幕間 それでも救いはあった

 私は他人とは違った。

 普通の性癖フェチではない。

 この願望は叶えるわけにもいかないし、口に出すものでもない。


 唯一、共有した人物がいる。

 子供の頃から続けていた弓道をやめ、メイクの勉強の為に遅れながら専門職大学に通うようになった。

 そこで鈴村すずむら 鯖徒さばとに出会う。


 美形を鼻にかけて好き勝手しているクソ野郎ではあったけど、私の中にあるものと同じ怪物を飼っていた。
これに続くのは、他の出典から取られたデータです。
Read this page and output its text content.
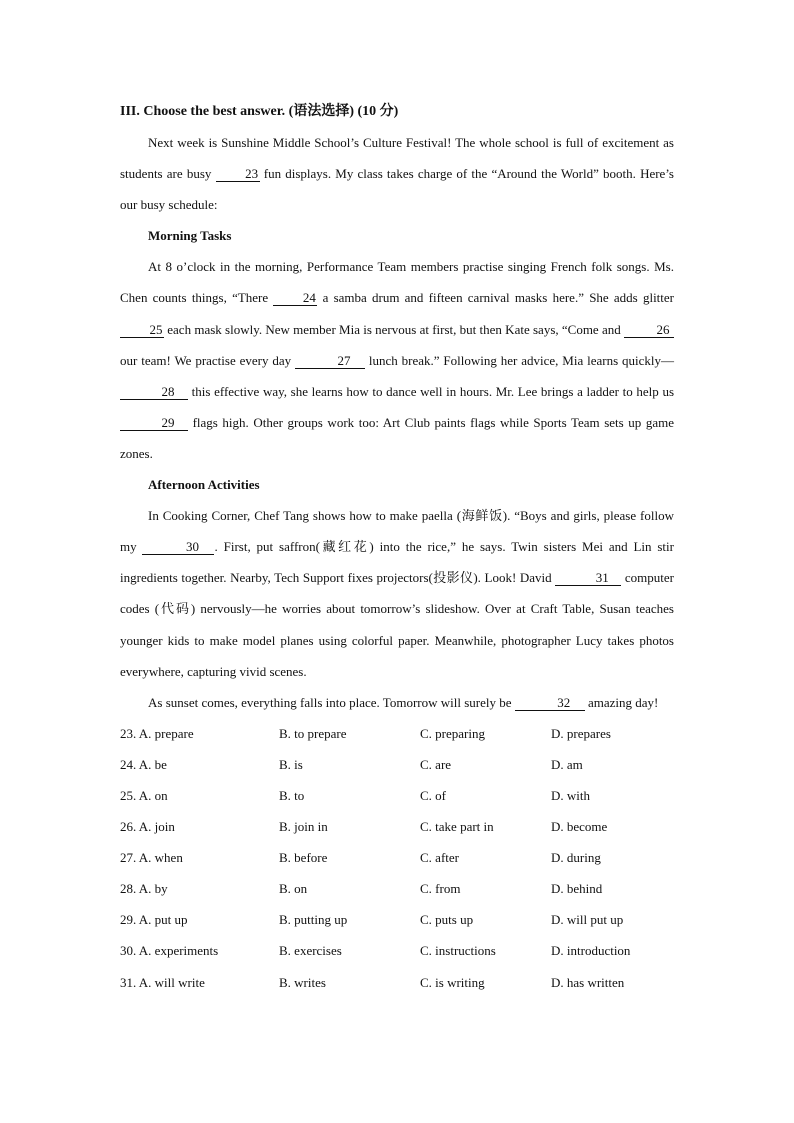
III. Choose the best answer. (语法选择) (10 分)

Next week is Sunshine Middle School’s Culture Festival! The whole school is full of excitement as students are busy 23 fun displays. My class takes charge of the “Around the World” booth. Here’s our busy schedule:

Morning Tasks

At 8 o’clock in the morning, Performance Team members practise singing French folk songs. Ms. Chen counts things, “There 24 a samba drum and fifteen carnival masks here.” She adds glitter 25 each mask slowly. New member Mia is nervous at first, but then Kate says, “Come and	26 our team! We practise every day	27 lunch break.” Following her advice, Mia learns quickly— 28 this effective way, she learns how to dance well in hours. Mr. Lee brings a ladder to help us 29 flags high. Other groups work too: Art Club paints flags while Sports Team sets up game zones.

Afternoon Activities

In Cooking Corner, Chef Tang shows how to make paella (海鲜饭). “Boys and girls, please follow my	30 . First, put saffron(藏红花) into the rice,” he says. Twin sisters Mei and Lin stir ingredients together. Nearby, Tech Support fixes projectors(投影仪). Look! David	31 computer codes (代码) nervously—he worries about tomorrow’s slideshow. Over at Craft Table, Susan teaches younger kids to make model planes using colorful paper. Meanwhile, photographer Lucy takes photos everywhere, capturing vivid scenes.

As sunset comes, everything falls into place. Tomorrow will surely be	32 amazing day!

23. A. prepare	B. to prepare	C. preparing	D. prepares
24. A. be	B. is	C. are	D. am
25. A. on	B. to	C. of	D. with
26. A. join	B. join in	C. take part in	D. become
27. A. when	B. before	C. after	D. during
28. A. by	B. on	C. from	D. behind
29. A. put up	B. putting up	C. puts up	D. will put up
30. A. experiments	B. exercises	C. instructions	D. introduction
31. A. will write	B. writes	C. is writing	D. has written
 どうしようもない変態ヘンタイ同士、友人になるまでに時間はさほどかからなかった。


 鯖徒さばとは漫画絵が上手く、私が原作でショタコン同人誌を描いたりもした。

 サークル名は〝最後の昼食〟。

 それなりに人気はあったと思う。


 大学を卒業し、『再会は刑務所の中かもネ』なんて笑えない冗談を飛ばした。

 お互い、こまめに連絡を取るようなタイプでは無いから、それくらいしか再会の方法は分からない。


 でもまあ、人様に迷惑かけないくらいにヨロシクやっていなさいヨ。


 ──私はメイクアップアーティストになった。

 ヒーロー番組の撮影スタジオ。

 色んなショタが見れるし、飲み友達も出来た。

 人生を謳歌している。

 

 そんなある日、あの小悪魔は私の日常を壊す為やって来た。

 姉夫婦が交通事故によって亡くなった、その息子──甥を引き取って欲しいと言うのだ。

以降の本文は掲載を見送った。